Sports, Cricket

WC draw raises old question over Euro qualifiers


Bangladeshpost
Published : 08 Dec 2020 09:02 PM

A lacklustre draw for the 2022 European World Cup qualifiers could once again raise the old question over the format used by UEFA which some feel makes it too easy for the top teams and features too many mismatches, reports Reuters.

Although Monday’s draw in Zurich produced some interesting fixtures from a historical perspective -- such as England’s games against Poland and Hungary -- there were no heavyweight clashes to get the pulse racing.

This was by design rather than accident as the biggest teams were kept apart by the seeding system, leaving all of them with relatively straightforward routes to Qatar.

Even if the likes of Spain, Italy, France, Portugal, Germany, Netherlands, Belgium and England fail to win their groups, they get a second bite of the cherry through the play-off system.

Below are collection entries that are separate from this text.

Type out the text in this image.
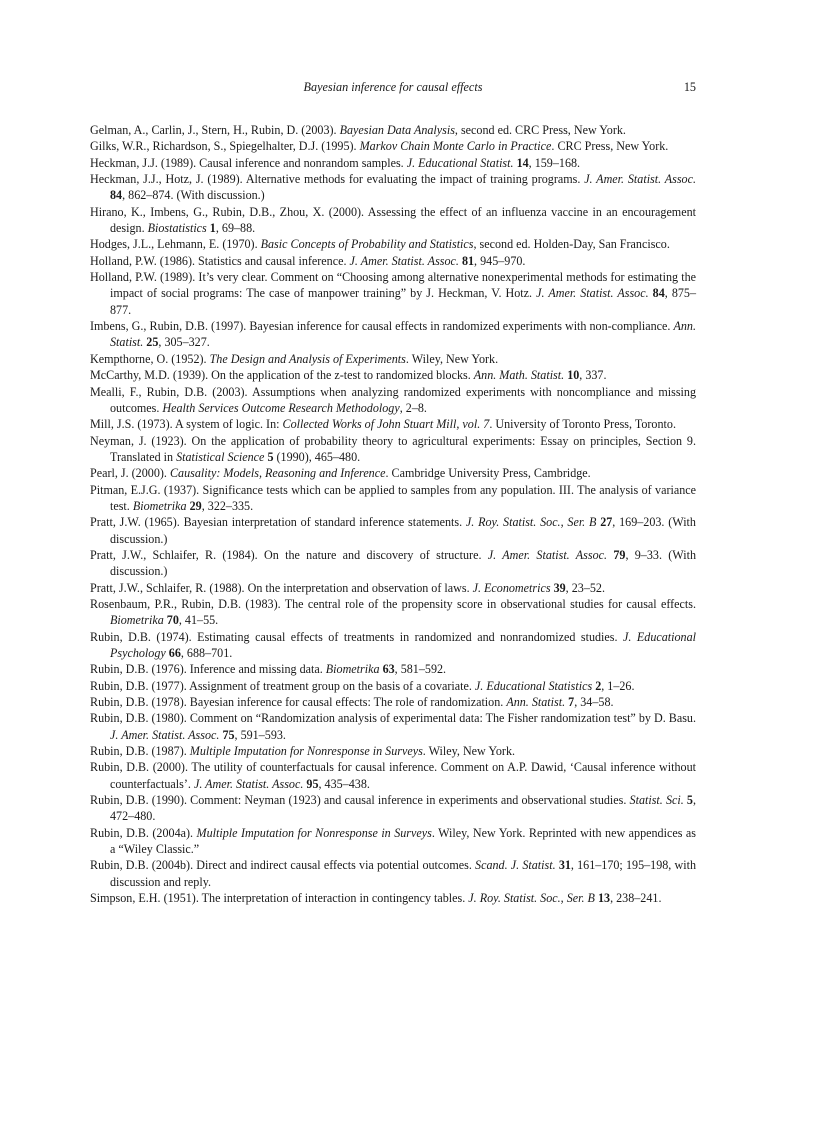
Bayesian inference for causal effects	15
Gelman, A., Carlin, J., Stern, H., Rubin, D. (2003). Bayesian Data Analysis, second ed. CRC Press, New York.
Gilks, W.R., Richardson, S., Spiegelhalter, D.J. (1995). Markov Chain Monte Carlo in Practice. CRC Press, New York.
Heckman, J.J. (1989). Causal inference and nonrandom samples. J. Educational Statist. 14, 159–168.
Heckman, J.J., Hotz, J. (1989). Alternative methods for evaluating the impact of training programs. J. Amer. Statist. Assoc. 84, 862–874. (With discussion.)
Hirano, K., Imbens, G., Rubin, D.B., Zhou, X. (2000). Assessing the effect of an influenza vaccine in an encouragement design. Biostatistics 1, 69–88.
Hodges, J.L., Lehmann, E. (1970). Basic Concepts of Probability and Statistics, second ed. Holden-Day, San Francisco.
Holland, P.W. (1986). Statistics and causal inference. J. Amer. Statist. Assoc. 81, 945–970.
Holland, P.W. (1989). It’s very clear. Comment on “Choosing among alternative nonexperimental methods for estimating the impact of social programs: The case of manpower training” by J. Heckman, V. Hotz. J. Amer. Statist. Assoc. 84, 875–877.
Imbens, G., Rubin, D.B. (1997). Bayesian inference for causal effects in randomized experiments with non-compliance. Ann. Statist. 25, 305–327.
Kempthorne, O. (1952). The Design and Analysis of Experiments. Wiley, New York.
McCarthy, M.D. (1939). On the application of the z-test to randomized blocks. Ann. Math. Statist. 10, 337.
Mealli, F., Rubin, D.B. (2003). Assumptions when analyzing randomized experiments with noncompliance and missing outcomes. Health Services Outcome Research Methodology, 2–8.
Mill, J.S. (1973). A system of logic. In: Collected Works of John Stuart Mill, vol. 7. University of Toronto Press, Toronto.
Neyman, J. (1923). On the application of probability theory to agricultural experiments: Essay on principles, Section 9. Translated in Statistical Science 5 (1990), 465–480.
Pearl, J. (2000). Causality: Models, Reasoning and Inference. Cambridge University Press, Cambridge.
Pitman, E.J.G. (1937). Significance tests which can be applied to samples from any population. III. The analysis of variance test. Biometrika 29, 322–335.
Pratt, J.W. (1965). Bayesian interpretation of standard inference statements. J. Roy. Statist. Soc., Ser. B 27, 169–203. (With discussion.)
Pratt, J.W., Schlaifer, R. (1984). On the nature and discovery of structure. J. Amer. Statist. Assoc. 79, 9–33. (With discussion.)
Pratt, J.W., Schlaifer, R. (1988). On the interpretation and observation of laws. J. Econometrics 39, 23–52.
Rosenbaum, P.R., Rubin, D.B. (1983). The central role of the propensity score in observational studies for causal effects. Biometrika 70, 41–55.
Rubin, D.B. (1974). Estimating causal effects of treatments in randomized and nonrandomized studies. J. Educational Psychology 66, 688–701.
Rubin, D.B. (1976). Inference and missing data. Biometrika 63, 581–592.
Rubin, D.B. (1977). Assignment of treatment group on the basis of a covariate. J. Educational Statistics 2, 1–26.
Rubin, D.B. (1978). Bayesian inference for causal effects: The role of randomization. Ann. Statist. 7, 34–58.
Rubin, D.B. (1980). Comment on “Randomization analysis of experimental data: The Fisher randomization test” by D. Basu. J. Amer. Statist. Assoc. 75, 591–593.
Rubin, D.B. (1987). Multiple Imputation for Nonresponse in Surveys. Wiley, New York.
Rubin, D.B. (2000). The utility of counterfactuals for causal inference. Comment on A.P. Dawid, ‘Causal inference without counterfactuals’. J. Amer. Statist. Assoc. 95, 435–438.
Rubin, D.B. (1990). Comment: Neyman (1923) and causal inference in experiments and observational studies. Statist. Sci. 5, 472–480.
Rubin, D.B. (2004a). Multiple Imputation for Nonresponse in Surveys. Wiley, New York. Reprinted with new appendices as a “Wiley Classic.”
Rubin, D.B. (2004b). Direct and indirect causal effects via potential outcomes. Scand. J. Statist. 31, 161–170; 195–198, with discussion and reply.
Simpson, E.H. (1951). The interpretation of interaction in contingency tables. J. Roy. Statist. Soc., Ser. B 13, 238–241.
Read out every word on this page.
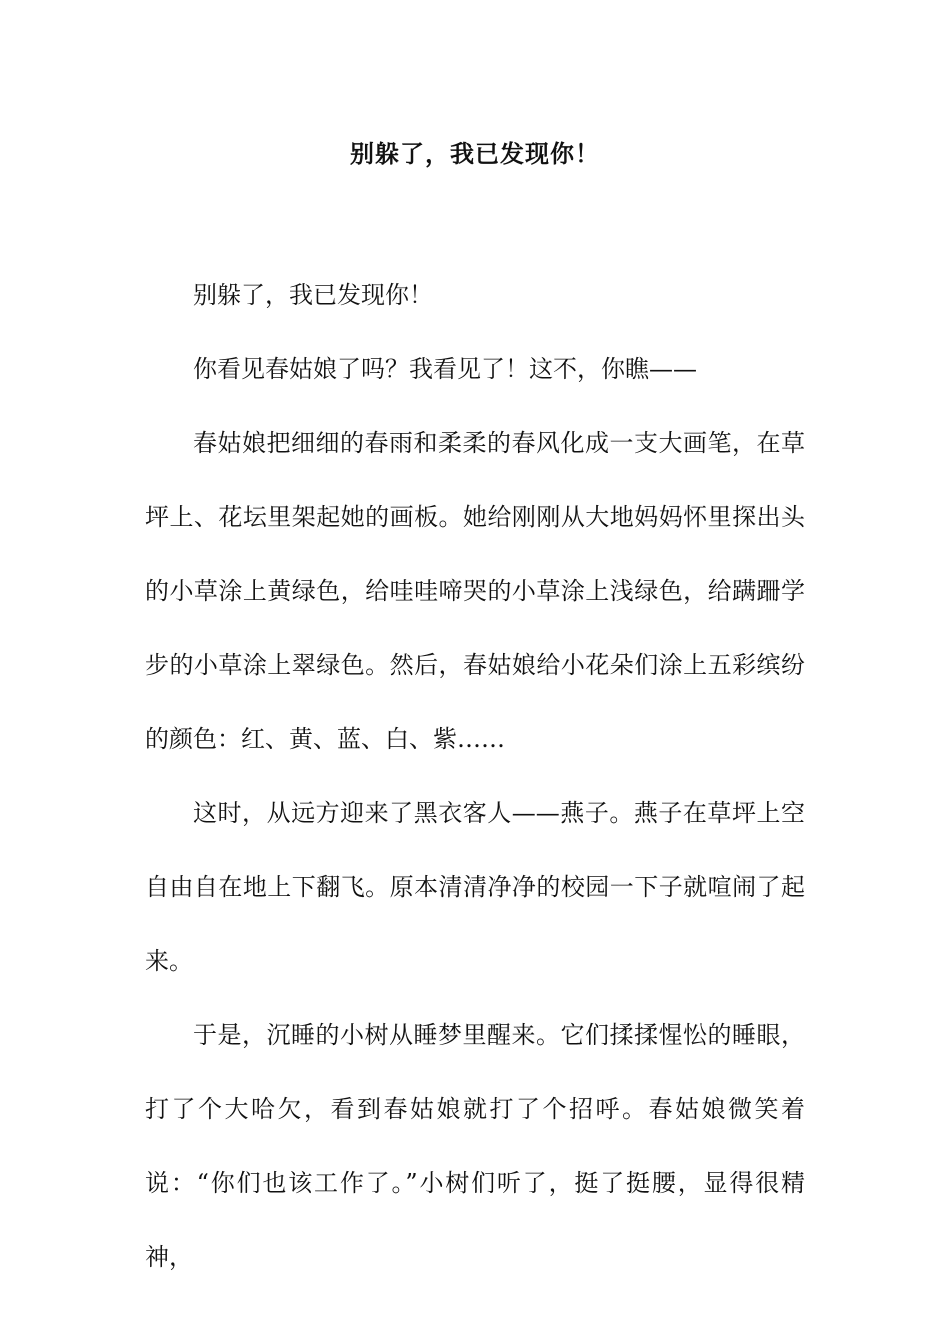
别躲了，我已发现你！

别躲了，我已发现你！

你看见春姑娘了吗？我看见了！这不，你瞧——

春姑娘把细细的春雨和柔柔的春风化成一支大画笔，在草坪上、花坛里架起她的画板。她给刚刚从大地妈妈怀里探出头的小草涂上黄绿色，给哇哇啼哭的小草涂上浅绿色，给蹒跚学步的小草涂上翠绿色。然后，春姑娘给小花朵们涂上五彩缤纷的颜色：红、黄、蓝、白、紫……

这时，从远方迎来了黑衣客人——燕子。燕子在草坪上空自由自在地上下翻飞。原本清清净净的校园一下子就喧闹了起来。

于是，沉睡的小树从睡梦里醒来。它们揉揉惺忪的睡眼，打了个大哈欠，看到春姑娘就打了个招呼。春姑娘微笑着说：“你们也该工作了。”小树们听了，挺了挺腰，显得很精神，
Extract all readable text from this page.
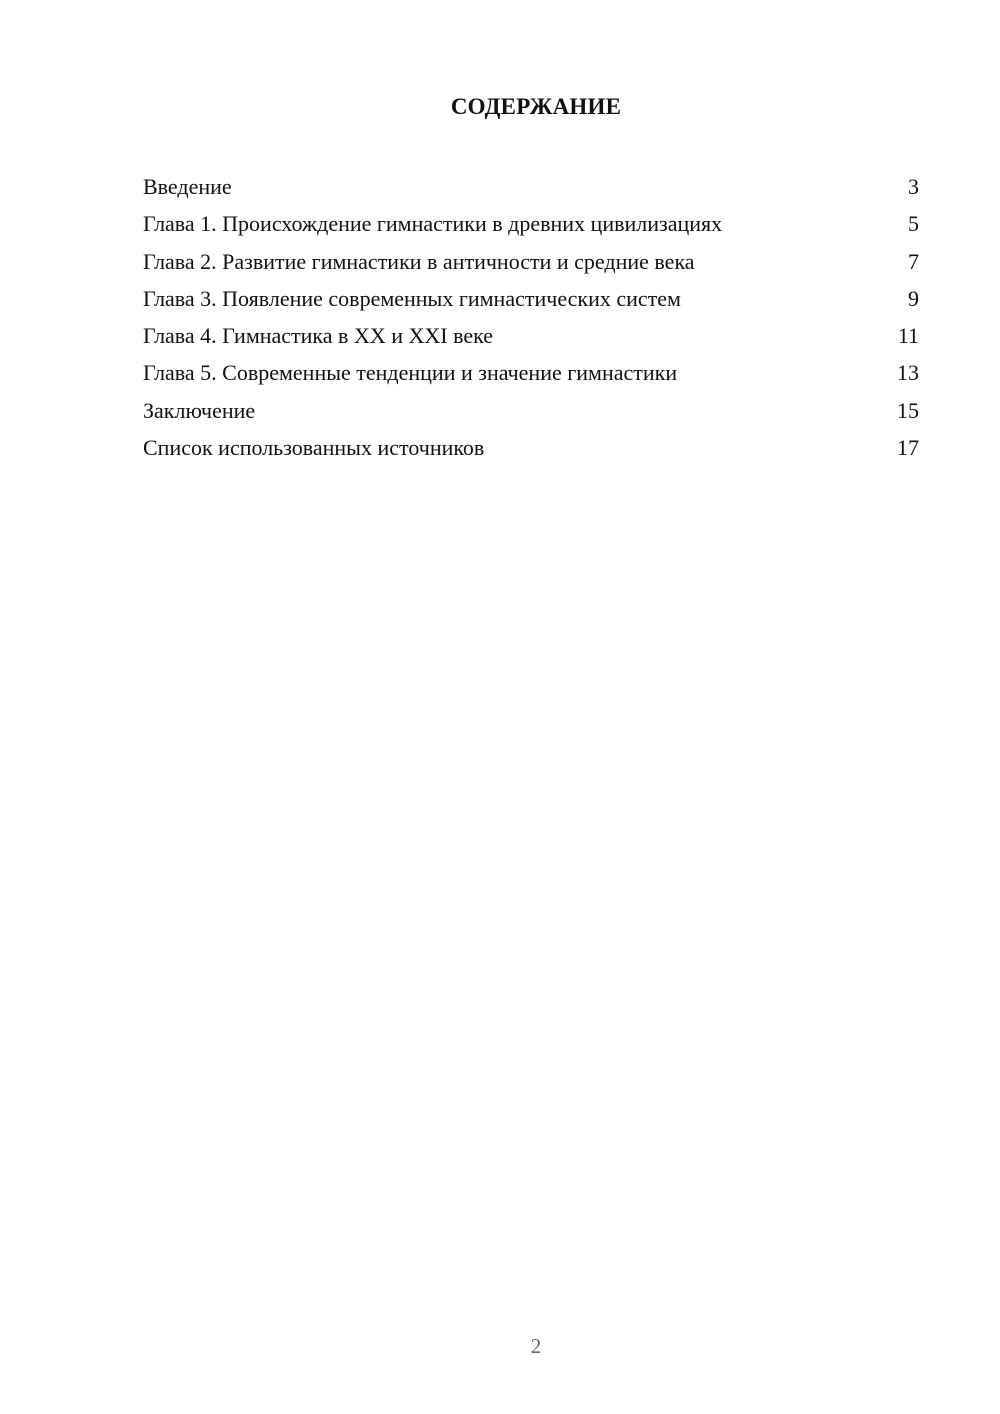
СОДЕРЖАНИЕ
Введение	3
Глава 1. Происхождение гимнастики в древних цивилизациях	5
Глава 2. Развитие гимнастики в античности и средние века	7
Глава 3. Появление современных гимнастических систем	9
Глава 4. Гимнастика в XX и XXI веке	11
Глава 5. Современные тенденции и значение гимнастики	13
Заключение	15
Список использованных источников	17
2
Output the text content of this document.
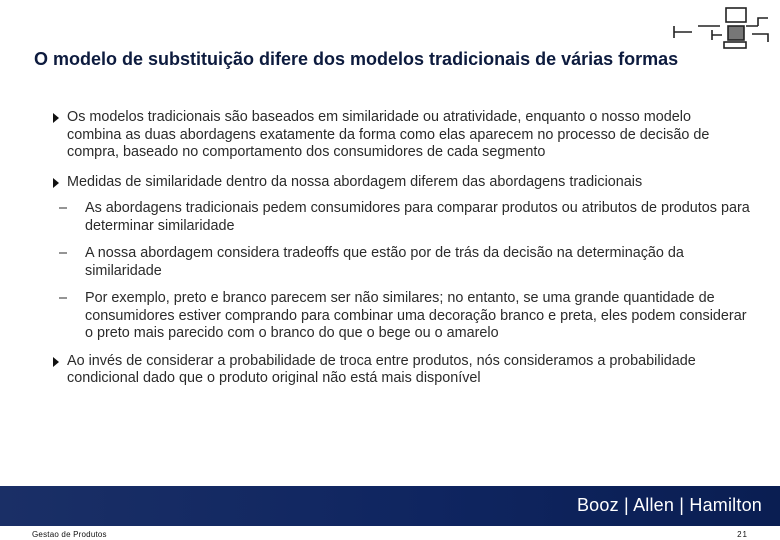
O modelo de substituição difere dos modelos tradicionais de várias formas
Os modelos tradicionais são baseados em similaridade ou atratividade, enquanto o nosso modelo combina as duas abordagens exatamente da forma como elas aparecem no processo de decisão de compra, baseado no comportamento dos consumidores de cada segmento
Medidas de similaridade dentro da nossa abordagem diferem das abordagens tradicionais
– As abordagens tradicionais pedem consumidores para comparar produtos ou atributos de produtos para determinar similaridade
– A nossa abordagem considera tradeoffs que estão por de trás da decisão na determinação da similaridade
– Por exemplo, preto e branco parecem ser não similares; no entanto, se uma grande quantidade de consumidores estiver comprando para combinar uma decoração branco e preta, eles podem considerar o preto mais parecido com o branco do que o bege ou o amarelo
Ao invés de considerar a probabilidade de troca entre produtos, nós consideramos a probabilidade condicional dado que o produto original não está mais disponível
Booz | Allen | Hamilton
Gestao de Produtos	21
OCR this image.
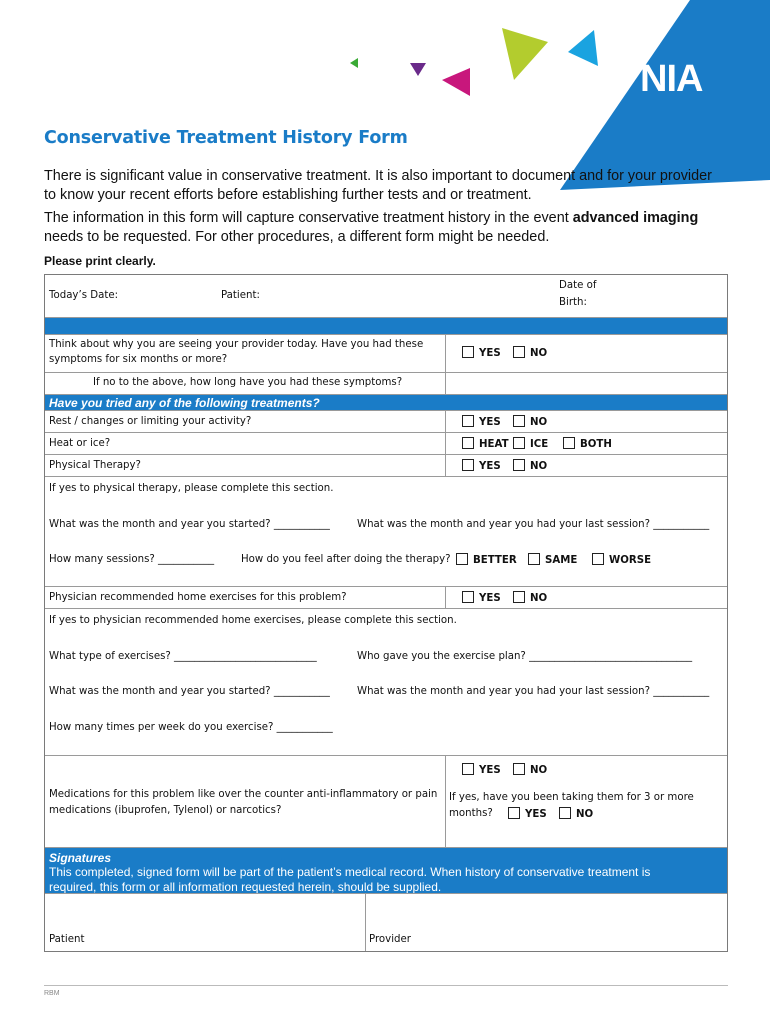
NIA
Conservative Treatment History Form
There is significant value in conservative treatment. It is also important to document and for your provider to know your recent efforts before establishing further tests and or treatment.
The information in this form will capture conservative treatment history in the event advanced imaging needs to be requested. For other procedures, a different form might be needed.
Please print clearly.
Today’s Date:	Patient:
Date of
Birth:
Think about why you are seeing your provider today. Have you had these
symptoms for six months or more?
YES	NO
If no to the above, how long have you had these symptoms?
Have you tried any of the following treatments?
Rest / changes or limiting your activity?	YES	NO
Heat or ice?	HEAT	ICE	BOTH
Physical Therapy?	YES	NO
If yes to physical therapy, please complete this section.
What was the month and year you started? ___________	What was the month and year you had your last session? ___________
How many sessions? ___________	How do you feel after doing the therapy?	BETTER	SAME	WORSE
Physician recommended home exercises for this problem?	YES	NO
If yes to physician recommended home exercises, please complete this section.
What type of exercises? ____________________________	Who gave you the exercise plan? ________________________________
What was the month and year you started? ___________	What was the month and year you had your last session? ___________
How many times per week do you exercise? ___________
Medications for this problem like over the counter anti-inflammatory or pain
medications (ibuprofen, Tylenol) or narcotics?
YES	NO
If yes, have you been taking them for 3 or more
months?	YES	NO
Signatures
This completed, signed form will be part of the patient’s medical record. When history of conservative treatment is
required, this form or all information requested herein, should be supplied.
Patient	Provider
RBM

Under the European system, the continent’s 55 teams are divided into 10 groups of five or six, which in Monday’s case produced fixtures such as Germany v Liechtenstein, England v San Marino and the Netherlands v Gibraltar.

This, in turn, leads to the idea in Europe that the international break is ‘boring’ and provides an unwelcome interlude into the European club season.

England’s progress to the last World Cup was so serene that, when they beat Slovenia 1-0 to guarantee their place in Russia, bored fans threw paper planes onto the pitch instead of celebrating.

Yet, in other parts of the world, the international break is the highlight of the year, no more so than in South America which has found the ideal format for its region.

With only 10 teams and no real minnows, South America uses the simplest and fairest system possible: a single group where everyone plays each other twice.

When it was introduced for the 1998 World Cup qualifiers, some felt it was bloated and involved too many games, but instead it has flourished.

Featuring old rivalries such as Brazil-Argentina, Peru-Chile and Argentina-Uruguay, and some of the world’s top players, it routinely serves up drama and controversy in equal measures.

It has also allowed lesser teams such as Venezuela and Ecuador to improve enormously thanks to greater exposure to competitive matches.